Di kelas, pertunjukkan pun di mulai. Aku satu kelompok dengan Ve dan Pra. Kami mengenalkan kepada adik-adik di kelas bahwa kami bertiga adalah sahabat sewaktu di sekolah. Kami punya hobi dan pekerjaan yang berbeda-beda, tapi tetap saling berhubungan dan saling membutuhkan. 

Untuk mencairkan suasana, kami pun mengawali perkenalan dengan bermain "tupai pemburu." Keceriaan tersemburat di wajah anak-anak saat mereka harus berlari mencari pohon baru. Dan kami pun berkeringat juga ngos-ngosan. Tapi kami senang. Selanjutnya, satu per satu kami mengenalkan siapa dan apa pekerjaan kami sehari-hari. 

Sering kali, cukup sulit menjelaskan apa pekerjaan kami jika pekerjaan itu tidak familiar terdengar di telinga anak-anak. Umumnya, mereka hanya mengenal dokter, polisi, tentara, insinyur, guru, atau pemain bola. Tidak banyak yang tahu apa itu pekerjaan analis, auditor, terapis, IT security, koordinator program, konsultan, atau media planner. Alhasil, pelan-pelan kami mencoba menjelaskan apa yang kami kerjakan dengan cara sederhana dan memakai alat bantu. Untuk lebih mudah, kami pun bermain peran. Mengajak mereka berlaku seperti pekerjaan yang kami lakukan setiap hari. 

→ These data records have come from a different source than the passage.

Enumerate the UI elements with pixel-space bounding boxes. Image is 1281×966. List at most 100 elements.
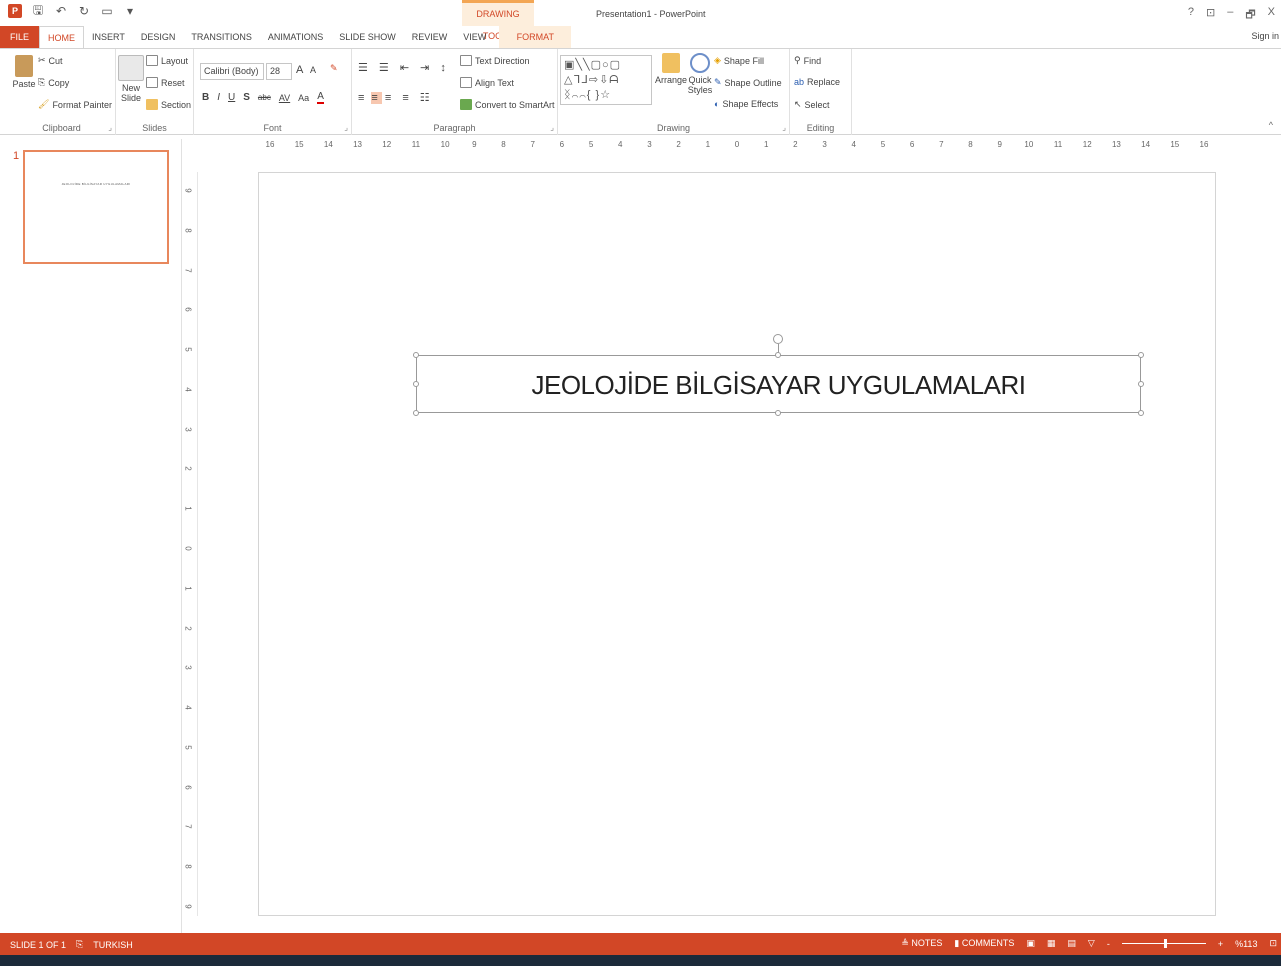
replace-button[interactable]: ab Replace [794, 77, 840, 87]
center-align-button[interactable]: ≡ [371, 91, 382, 104]
tab-home[interactable]: HOME [39, 26, 85, 48]
list-buttons[interactable]: ☰ ☰ ⇤ ⇥ ↕ [358, 61, 450, 74]
tab-view[interactable]: VIEW [455, 26, 494, 48]
dialog-launcher-icon[interactable]: ⌟ [782, 123, 786, 132]
slide-title[interactable]: JEOLOJİDE BİLGİSAYAR UYGULAMALARI [417, 356, 1140, 412]
font-family-combo[interactable]: Calibri (Body) [200, 63, 264, 80]
select-button[interactable]: ↖ Select [794, 99, 830, 110]
slide-sorter-icon[interactable]: ▦ [1047, 938, 1056, 949]
text-direction-button[interactable]: Text Direction [460, 55, 530, 66]
convert-smartart-button[interactable]: Convert to SmartArt [460, 99, 555, 110]
align-text-button[interactable]: Align Text [460, 77, 514, 88]
font-size-combo[interactable]: 28 [266, 63, 292, 80]
slide-thumbnail[interactable]: JEOLOJİDE BİLGİSAYAR UYGULAMALARI [23, 150, 169, 264]
save-icon[interactable]: 🖫 [31, 3, 45, 18]
tab-animations[interactable]: ANIMATIONS [260, 26, 331, 48]
normal-view-icon[interactable]: ▣ [1026, 938, 1035, 949]
zoom-level[interactable]: %113 [1235, 939, 1257, 949]
resize-handle-top-left[interactable] [413, 352, 419, 358]
slide-canvas[interactable] [258, 172, 1216, 916]
section-button[interactable]: Section [146, 99, 191, 110]
format-painter-button[interactable]: 🖌 Format Painter [38, 99, 112, 110]
grow-font-button[interactable]: A [296, 64, 303, 76]
resize-handle-bottom-right[interactable] [1138, 410, 1144, 416]
reading-view-icon[interactable]: ▤ [1067, 938, 1076, 949]
shapes-gallery[interactable]: ▣╲╲▢○▢ △ᒣᒧ⇨⇩ᗩ ᛝ⌒⌒{ }☆ [560, 55, 652, 105]
dialog-launcher-icon[interactable]: ⌟ [108, 123, 112, 132]
zoom-out-button[interactable]: - [1107, 939, 1110, 949]
redo-icon[interactable]: ↻ [77, 4, 91, 18]
customize-qat-icon[interactable]: ▾ [123, 4, 137, 18]
dialog-launcher-icon[interactable]: ⌟ [344, 123, 348, 132]
new-slide-button[interactable]: New Slide [118, 55, 144, 103]
align-text-icon [460, 77, 472, 88]
ruler-tick: 10 [440, 140, 450, 149]
font-color-button[interactable]: A [317, 91, 324, 104]
undo-icon[interactable]: ↶ [54, 4, 68, 18]
italic-button[interactable]: I [217, 92, 220, 103]
paste-button[interactable]: Paste [10, 55, 38, 89]
ruler-tick: 12 [1082, 140, 1092, 149]
arrange-button[interactable]: Arrange [654, 53, 688, 85]
dialog-launcher-icon[interactable]: ⌟ [550, 123, 554, 132]
copy-button[interactable]: ⎘ Copy [38, 77, 69, 88]
zoom-slider-thumb[interactable] [1163, 939, 1167, 948]
restore-button[interactable]: 🗗 [1245, 6, 1255, 25]
resize-handle-top-right[interactable] [1138, 352, 1144, 358]
tab-file[interactable]: FILE [0, 26, 40, 48]
bold-button[interactable]: B [202, 92, 209, 103]
tab-review[interactable]: REVIEW [404, 26, 456, 48]
quick-styles-button[interactable]: Quick Styles [684, 53, 716, 95]
layout-button[interactable]: Layout [146, 55, 188, 66]
spelling-check-icon[interactable]: ⎘ [76, 939, 83, 950]
ruler-tick: 4 [183, 387, 193, 392]
help-button[interactable]: ? [1188, 6, 1194, 25]
ruler-tick: 4 [618, 140, 623, 149]
resize-handle-bottom-left[interactable] [413, 410, 419, 416]
resize-handle-bottom[interactable] [775, 410, 781, 416]
change-case-button[interactable]: Aa [298, 93, 309, 103]
resize-handle-right[interactable] [1138, 381, 1144, 387]
tab-slide-show[interactable]: SLIDE SHOW [331, 26, 404, 48]
reset-button[interactable]: Reset [146, 77, 185, 88]
comments-button[interactable]: ▮ COMMENTS [954, 938, 1014, 949]
sign-in-link[interactable]: Sign in [1251, 31, 1279, 41]
clear-formatting-icon[interactable]: ✎ [330, 63, 338, 74]
document-title: Presentation1 - PowerPoint [596, 9, 706, 19]
shape-fill-button[interactable]: ◈ Shape Fill [714, 55, 764, 66]
rotation-handle[interactable] [773, 334, 783, 344]
slide-show-icon[interactable]: ▽ [1088, 938, 1095, 949]
zoom-in-button[interactable]: + [1218, 939, 1223, 949]
find-button[interactable]: ⚲ Find [794, 55, 821, 66]
title-placeholder[interactable]: JEOLOJİDE BİLGİSAYAR UYGULAMALARI [416, 355, 1141, 413]
shape-effects-button[interactable]: ◐ Shape Effects [714, 99, 778, 109]
character-spacing-button[interactable]: AV [279, 93, 290, 103]
language-status[interactable]: TURKISH [93, 940, 133, 950]
font-group: Calibri (Body) 28 A A ✎ B I U S abc AV A… [194, 49, 352, 135]
resize-handle-left[interactable] [413, 381, 419, 387]
close-button[interactable]: X [1268, 6, 1275, 25]
collapse-ribbon-icon[interactable]: ^ [1269, 120, 1273, 130]
resize-handle-top[interactable] [775, 352, 781, 358]
shadow-button[interactable]: S [243, 92, 250, 103]
tab-insert[interactable]: INSERT [84, 26, 133, 48]
shrink-font-button[interactable]: A [310, 65, 316, 75]
slide-count-status[interactable]: SLIDE 1 OF 1 [10, 940, 66, 950]
tab-format[interactable]: FORMAT [499, 26, 572, 48]
shape-outline-button[interactable]: ✎ Shape Outline [714, 77, 782, 88]
strikethrough-button[interactable]: abc [258, 93, 271, 102]
scissors-icon: ✂ [38, 55, 46, 65]
ruler-tick: 16 [265, 140, 275, 149]
ribbon-display-options-icon[interactable]: ⊡ [1206, 6, 1215, 25]
paint-bucket-icon: ◈ [714, 55, 721, 65]
zoom-slider[interactable] [1121, 939, 1206, 948]
tab-transitions[interactable]: TRANSITIONS [183, 26, 260, 48]
underline-button[interactable]: U [228, 92, 235, 103]
tab-design[interactable]: DESIGN [133, 26, 184, 48]
notes-button[interactable]: ≜ NOTES [901, 938, 942, 949]
start-from-beginning-icon[interactable]: ▭ [100, 4, 114, 18]
cut-button[interactable]: ✂ Cut [38, 55, 63, 66]
fit-to-window-icon[interactable]: ⊡ [1269, 938, 1277, 949]
minimize-button[interactable]: – [1227, 6, 1233, 25]
alignment-buttons[interactable]: ≡ ≡ ≡ ≡ ☷ [358, 91, 434, 104]
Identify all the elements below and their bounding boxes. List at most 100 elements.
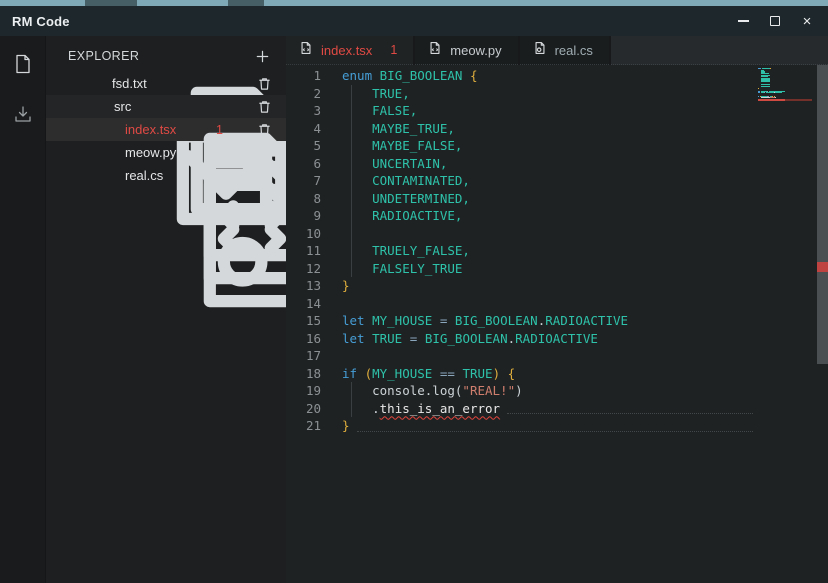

Keceriaan berlanjut hingga sore.  Kami bermain dan bergembira bersama anak-anak. Tawa dan canda pun menyeruak di tiap kelas. Kelakuan anak-anak yang lucu dan bahkan "ganjil" mewarnai pengalaman kami di kelas. Dari cerita teman-teman, ada yang mendapatkan ciuman hangat dari anak-anak, ada yang dipukul tangannya karena si anak memang suka memukul, ada yang harus dipeluk supaya diam dan mau duduk mendengarkan penjelasan, bahkan banyak yang menjadi idola baru siswi-siswi di sekolah tersebut. 


Banyak cerita di tiap kelas, sebelum akhirnya siswa-siswi itu menempelkan stiker bertuliskan mimpi dan cita-citanya di selembar spanduk bergambar balon udara yang kami sebut pohon cita-cita. "Aku mau jadi pemain bola seperti (Cristiano) Ronaldo," ujar seorang anak. "Kalau saya mau jadi pelukis, boleh kan kak?" tanya seorang anak lainnya. "Saya mau jadi insinyur. tulisan insinyur yang benar seperti apa kak?' tanya siswi penuh semangat. 

Silakan tuliskan cita-citamu adik-adikku. Tuliskan apa saja yang kamu suka, apa yang kamu inginkan. Satu, dua, atau tiga cita-cita, bebas, tulislah di kertas itu. Lalu terbangkan bersama balon udara. Terbang tinggi, setinggi mimpi dan cita-cita yang kau angankan. 


Jangan pernah takut bermimpi. 
Jangan pernah gentar bercita-cita. 
Jangan pernah ragu untuk mengerjanya. 
Jangan pernah lupa bahwa kau merdeka untuk bercita-cita.